A maioria dos criadores na Bélgica trabalha numa língua e trata a outra como algo a que devia pôr-se. Formulado assim, nunca acontece, porque concorre com tudo o resto de uma semana de trabalho.

Formulado como uma decisão de mercado, torna-se óbvio. Cerca de seis em cada dez pessoas aqui vivem do outro lado da fronteira linguística, e quase nenhuma contrata quem não consegue conduzir um dia de filmagens na língua delas.

Não é cultural, é de mercado

O país não é um mercado com duas línguas. São dois mercados que partilham um Estado, e um criador instalado num pesca num tanque mais pequeno do que o mapa sugere.

O que abre na prática

Três coisas, por valor crescente.

Clientes locais do outro lado, que é o óbvio e o menos importante, porque a maioria dos criadores não se desloca por um trabalho pequeno.

Agências e empresas grandes, e é aí que está o ganho real. Qualquer marca que venda a nível nacional precisa das duas versões de tudo, e um criador que filma as duas é um fornecedor em vez de dois, o que lhe vale mais do que qualquer reel.

E Bruxelas, onde boa parte do trabalho está em organizações que funcionam nas duas e escolhem simplesmente quem não cria mais um problema de coordenação.

O nível necessário é mais baixo do que julga

É a parte que trava as pessoas, e assenta num mal-entendido. Os criadores imaginam que é preciso à-vontade para escrever, argumentar e ter humor, e não o terão durante anos.

O que é realmente preciso é conseguir conduzir um dia de filmagens: cumprimentar, explicar, dirigir, tranquilizar, pedir desculpa, combinar uma hora, tirar uma nota. São umas centenas de palavras e um punhado de estruturas, e alcança-se em meses e não em anos.

SituaçãoLíngua necessáriaDificuldade
Receber um cliente e conversarVinte frasesBaixa, e compra imensa boa vontade
Explicar o que vai filmarPresente simples, sem subtilezasBaixa
Dirigir alguém à frente da câmaraImperativos curtos, muito gestoBaixa
Uma conversa técnica com um clienteVocabulário do setor, aprendido por repetiçãoMédia
Escrever o texto no ecrãCritério de língua maternaAlta, e não deve fazê-lo
Negociar um contratoPrecisão sob pressãoAlta, faça-o numa língua comum

As duas últimas linhas contam tanto como o resto. Saber o que não fazer numa língua que se fala pela metade é o que separa um criador em quem se confia de um a quem discretamente não voltam a ligar.

O que nunca deve fazer nela

Escrever o copy. O texto no ecrã, as legendas e os ganchos numa língua aprendida em adulto ficarão quase certos, e quase certo é pior do que estrangeiro, porque se lê como desleixo e não como sotaque.
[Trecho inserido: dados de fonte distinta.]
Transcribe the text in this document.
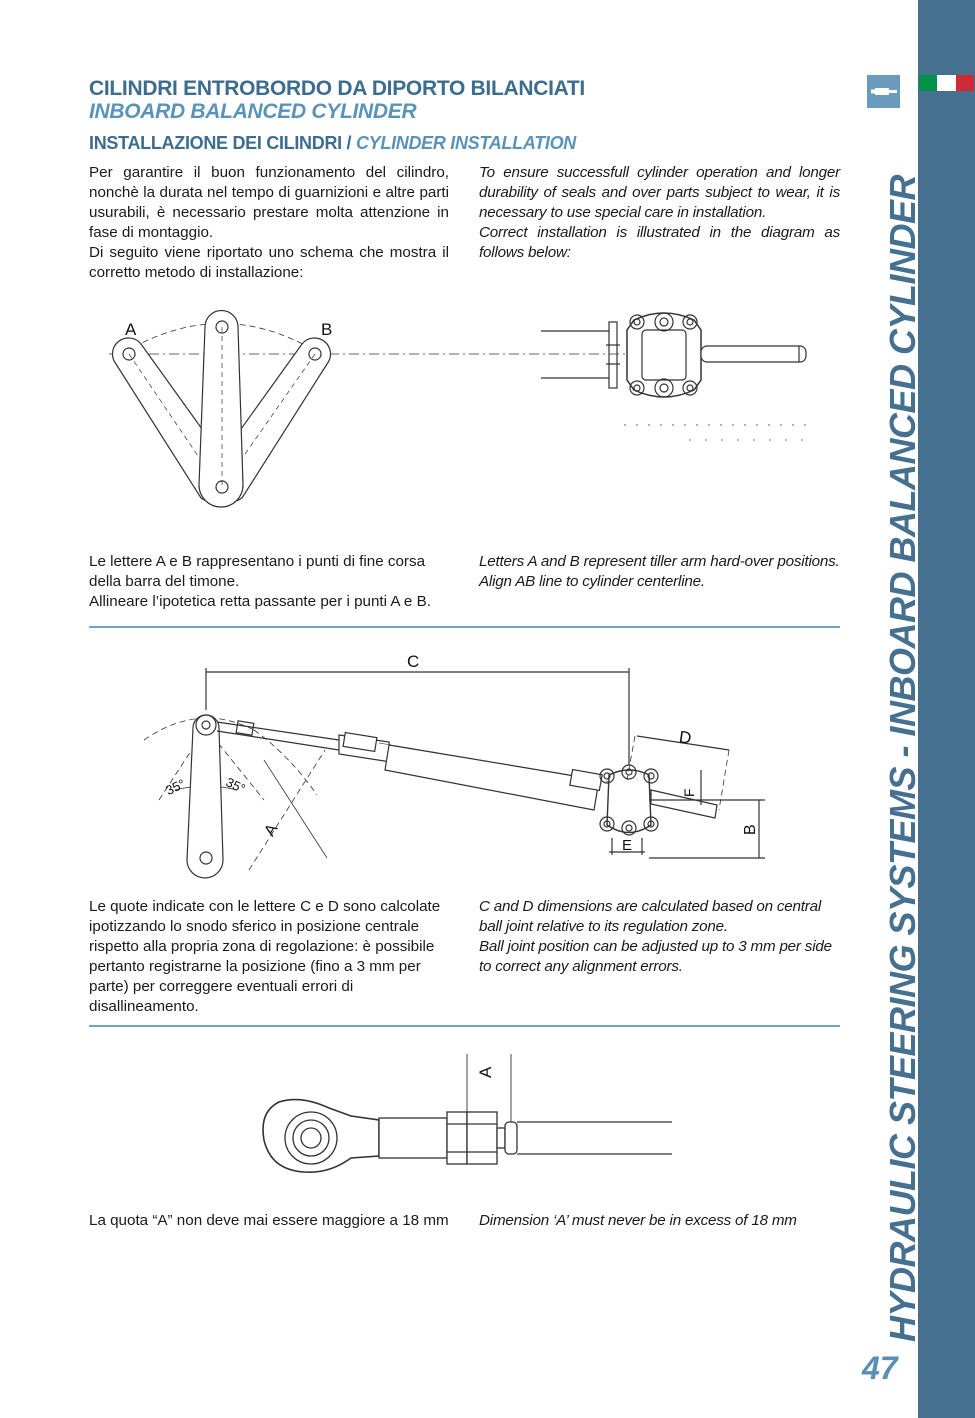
HYDRAULIC STEERING SYSTEMS - INBOARD BALANCED CYLINDER
47
CILINDRI ENTROBORDO DA DIPORTO BILANCIATI
INBOARD BALANCED CYLINDER
INSTALLAZIONE DEI CILINDRI / CYLINDER INSTALLATION

Per garantire il buon funzionamento del cilindro, nonchè la durata nel tempo di guarnizioni e altre parti usurabili, è necessario prestare molta attenzione in fase di montaggio.

Di seguito viene riportato uno schema che mostra il corretto metodo di installazione:

To ensure successfull cylinder operation and longer durability of seals and over parts subject to wear, it is necessary to use special care in installation.

Correct installation is illustrated in the diagram as follows below:

A	B

Le lettere A e B rappresentano i punti di fine corsa della barra del timone.

Allineare l’ipotetica retta passante per i punti A e B.

Letters A and B represent tiller arm hard-over positions.

Align AB line to cylinder centerline.

C
D
F
B
E
A
35°	35°

Le quote indicate con le lettere C e D sono calcolate ipotizzando lo snodo sferico in posizione centrale rispetto alla propria zona di regolazione: è possibile pertanto registrarne la posizione (fino a 3 mm per parte) per correggere eventuali errori di disallineamento.

C and D dimensions are calculated based on central ball joint relative to its regulation zone.

Ball joint position can be adjusted up to 3 mm per side to correct any alignment errors.

A

La quota “A” non deve mai essere maggiore a 18 mm Dimension ‘A’ must never be in excess of 18 mm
Peça a alguém de língua materna que o escreva ou reveja, sempre. Cobre-o se for preciso, ou associe-se a uma pessoa de confiança paga ao projeto. Custa uma fração do que custa um único gancho mal escrito.

O mesmo vale para uma negociação. Fale de dinheiro, direitos e prazos na língua em que é preciso, e diga-o com franqueza. Ninguém neste país acha isso estranho.

Como aprendê-la a trabalhar

O erro é o curso geral. O que resulta para um criador é vocabulário colado ao trabalho, aprendido pela ordem em que vai precisar dele.

Uma sequência realista

Comece por um dia de filmagens. Anote as quarenta frases que diz mesmo num trabalho, mande traduzi-las como deve ser, e aprenda essas primeiro. Vai usá-las todas na primeira semana.

Depois acrescente o setor onde mais trabalha. Alimentação, comércio, indústria e cuidados têm cada um trinta palavras que se repetem sem parar, e trinta palavras são quinze dias.

Depois aceite o trabalho pequeno do outro lado. Aquele que chega um pouco cedo, com um cliente que sabe que está a aprender. Quem espera sentir-se pronto espera sempre, e os clientes que o deixam praticar são os pequenos, os que lhe dizem com honestidade quando não se percebe.

Quanto custa

Menos do que uma peça de equipamento, e mais regularidade do que a maioria lhe dá. Três noites por semana durante seis meses levam um criador de nada utilizável a um dia de filmagens funcional, e é essa toda a curva de rendimento: os primeiros seis meses compram quase todo o valor comercial, e o resto é conforto.